Considérons l’expérience réalisée à l’université de Cardiff par Henri Tajfel et son équipe. On a fait passer à des garçons de quinze ans des tests psychologiques sommaires et complètement fictifs au sens où ils n’enregistraient et ne mesuraient rien. Après quoi chaque garçon se vit annoncer au hasard qu’il était soit un « Julius », soit un « Augustus ». On ne donnait aucune définition de ces termes et les intéressés ne savaient même pas qui étaient les autres camarades de leur catégorie. Néanmoins ils eurent vite fait de s’identifier à celle-ci, tous très fier de lui appartenir au point d’être prêts à faire des sacrifices financiers au profit de leurs frères anonymes et à nuire à ceux de l’autre camp[1].
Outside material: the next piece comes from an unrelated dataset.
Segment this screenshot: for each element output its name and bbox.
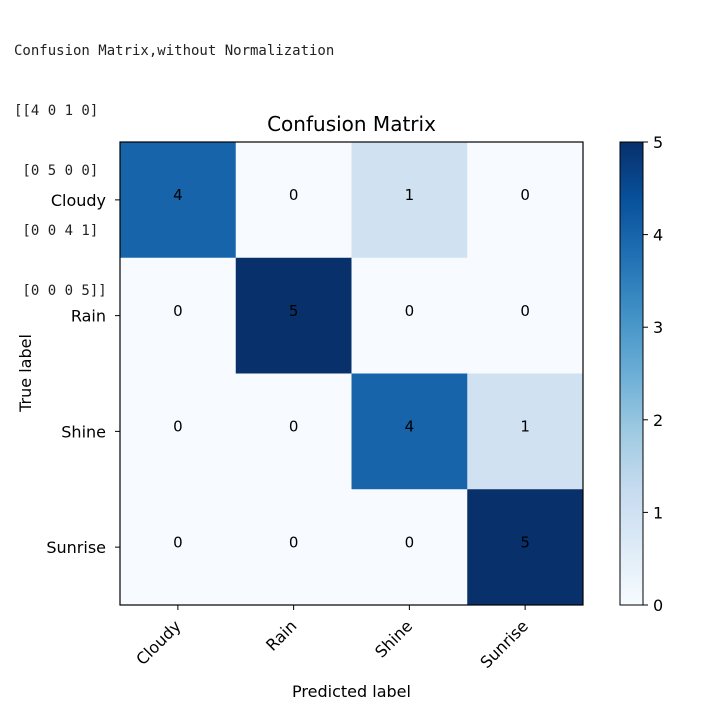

Les résultats de cette expérience répondent en un sens à la question « what’s in a name ? » du fameux monologue de Juliette. Au regard de la vérité amoureuse produite par sa rencontre  avec Roméo, cette différence de nom est en effet insignifiante et pourtant on ne peut la négliger puisqu’elle est à l’origine du drame. Tajfel a démontré qu’un nom dépourvu de  signification attribué arbitrairement suffit à créer un sentiment d’identité qui détermine les comportements, suscite des conflits et produit petit à petit une histoire. Ce faisant, il n’a pas confirmé la thèse de Lacan (et de Badiou) selon laquelle les identités (par exemple celle du Moi) sont imaginaires, mais seulement qu’elles peuvent l’être. C’est à Mao Tsé-toung qu’il a donné raison en mettant en évidence comment un signifiant sans signifié (une différence minimale) enclenche à lui seul le processus qui engendre une identité. Il est évident que l’emprise d’un nom sur les individus, leur sentiment d’appartenir au groupe qu’il désigne, seront infiniment plus forts si ce nom s’applique à une réalité « substantielle » (horresco referens) caractérisée par une langue, une religion etc.[2] Contrairement à ce que dit Badiou, cela n’est pas sans intérêt pour la pensée.

Prenons la langue, justement. Peut-on concevoir la vérité du poème autrement que comme un travail sur la langue, dans le corps à corps charnel du poète à l’idiome maternel ? Pourtant, en droit, le poème, comme toute œuvre d’art, s’adresse à tous. Mais l’étranger ne pourra y avoir accès qu’au cours d’un processus d’assimilation de la langue du poème, de la culture qu’elle véhicule avec l’ensemble des connotations qui donne de l’épaisseur et de la vie aux mots, aux métaphores aux métonymies. N’est-il pas évident que cet universel est inconcevable sans cet enracinement dans une particularité irréductible ? Ce n’est pas le Même qui porte ici l’universel mais ce par quoi une langue et une culture diffèrent des autres.

A l’échelon supérieur en termes d’extension, celui de la civilisation, c’est absolument la même chose car les autres arts : la musique, l’architecture, la peinture, la sculpture, les arts mineurs et décoratifs ont eux aussi une langue propre à chaque tradition. C’est pourquoi la différence entre la communauté chiite d’Irak et les cow-boys du Texas est  infiniment plus grande que celle qui sépare le parisien xyz de son cousin de Lyon.



[1] Cf. Arthur Koestler : Janus, Calmann-Lévy 1979, pp 99-100.

[2] J’ai ajouté entre parenthèses « horresco referens », formule tirée de Virgile, (je frémis en en parlant) de peur que Badiou qui n’a pas le sens de l’humour ne se rende pas compte que je le taquine.